Ce bref aperçu montre que les arts martiaux, la spiritualité (Ōmoto-kyō) et le développement personnel au Japon ne sont pas des domaines séparés, mais les facettes d'une seule quête visant à harmoniser l'individu avec le cosmos, une vision fortement propagée par la doctrine Ōmoto. À l'aube de la Seconde Guerre mondiale, lorsque le Japon impérial se repliait sur un nationalisme agressif, ces figures se sont distinguées par leurs idéaux d'universalité et de paix. L'Ōmoto-kyō est l'exemple le plus frappant de cette résistance. Leur promotion de l'Esperanto (Unu Interlingvo) et leur idéal d'un Royaume de Paix en Mongolie étaient directement opposés à l'idéologie d'expansion militaire du gouvernement. Les purges violentes (Ōmoto-jiken) de 1921 et 1935 où le gouvernement impérial a détruit le siège du mouvement et emprisonné ses leaders (y compris Onisaburō Deguchi) prouvent le caractère non-conformiste et anti-nationaliste de leur doctrine. Morihei Ueshiba a transformé son art en Aïkido (« Art de la Paix ») après ses révélations, le plaçant au service d'un amour universel plutôt que d'une cause nationaliste. Les travaux de Nakamura Tempū sur le Ki et l'unification corps-esprit, influencés par ses études en Inde (Hatha Yoga et spiritualité indienne), transcendaient les frontières culturelles et nationales, offrant une voie de développement disponible à tous.
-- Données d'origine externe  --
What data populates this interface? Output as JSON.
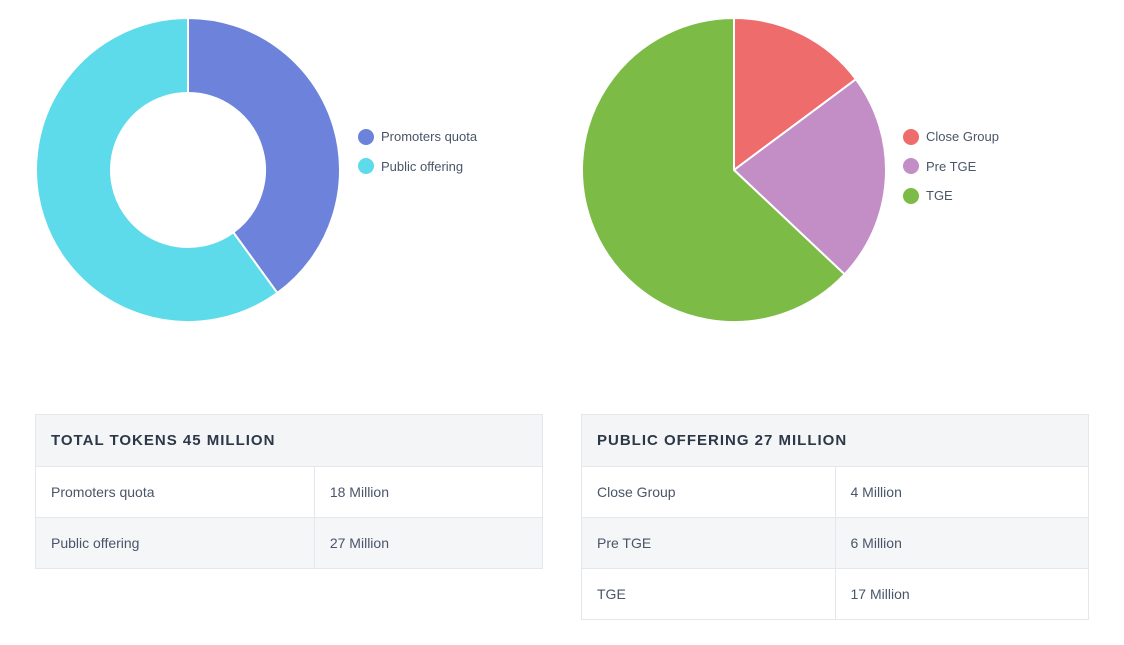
{
  "chart_data": [
    {
      "type": "pie",
      "variant": "donut",
      "categories": [
        "Promoters quota",
        "Public offering"
      ],
      "values": [
        18,
        27
      ],
      "colors": [
        "#6c82db",
        "#5ddbeb"
      ],
      "legend_position": "right"
    },
    {
      "type": "pie",
      "categories": [
        "Close Group",
        "Pre TGE",
        "TGE"
      ],
      "values": [
        4,
        6,
        17
      ],
      "colors": [
        "#ef6c6c",
        "#c38ec6",
        "#7dbb47"
      ],
      "legend_position": "right"
    }
  ],
  "tables": {
    "left": {
      "title": "TOTAL TOKENS 45 MILLION",
      "rows": [
        {
          "label": "Promoters quota",
          "value": "18 Million"
        },
        {
          "label": "Public offering",
          "value": "27 Million"
        }
      ]
    },
    "right": {
      "title": "PUBLIC OFFERING 27 MILLION",
      "rows": [
        {
          "label": "Close Group",
          "value": "4 Million"
        },
        {
          "label": "Pre TGE",
          "value": "6 Million"
        },
        {
          "label": "TGE",
          "value": "17 Million"
        }
      ]
    }
  }
}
Ces maîtres cherchaient des vérités fondamentales du corps et de l'esprit qui étaient universelles, loin des dogmes nationalistes étouffants de l'époque.
Le besoin d'un entretien physique et énergétique se reflète dans une variété de disciplines contemporaines d'Arts d'Écologie Corporelle et de pratiques approchantes, souvent confidentielles ou issues d'autres traditions, qui partagent des objectifs similaires aux Aiki Taiso (la gymnastique préparatoire de l'Aïkido), au Do In (導引), gymnastique de santé chinoise/japonaise basée sur l'automassage, les étirements et la respiration pour stimuler les méridiens. Le Do In, très proche de l'Aiki Taiso, vise l'autonomie de la santé et la circulation de l'énergie (Ki). Le Hatha Yoga, pratique indienne d'harmonisation par les postures (asanas) et la respiration (pranayama) a influencé directement Nakamura Tempū, qui a importé cette dimension de body-mind au Japon. L'Il Won Do (일원도) est un mouvement spirituel coréen contemporain de l'Ōmoto-kyō (fondé par Sōt'aesan), mettant l'accent sur la vérité unifiée et le développement spirituel. L'Il Won Do reflète la quête d'universalité et de réforme spirituelle en Asie Orientale, parallèlement à l'Ōmoto-kyō, et qui s'épanouiront dans le courant du Won Hwa Do inspiré par Maître Sun Myung Moon.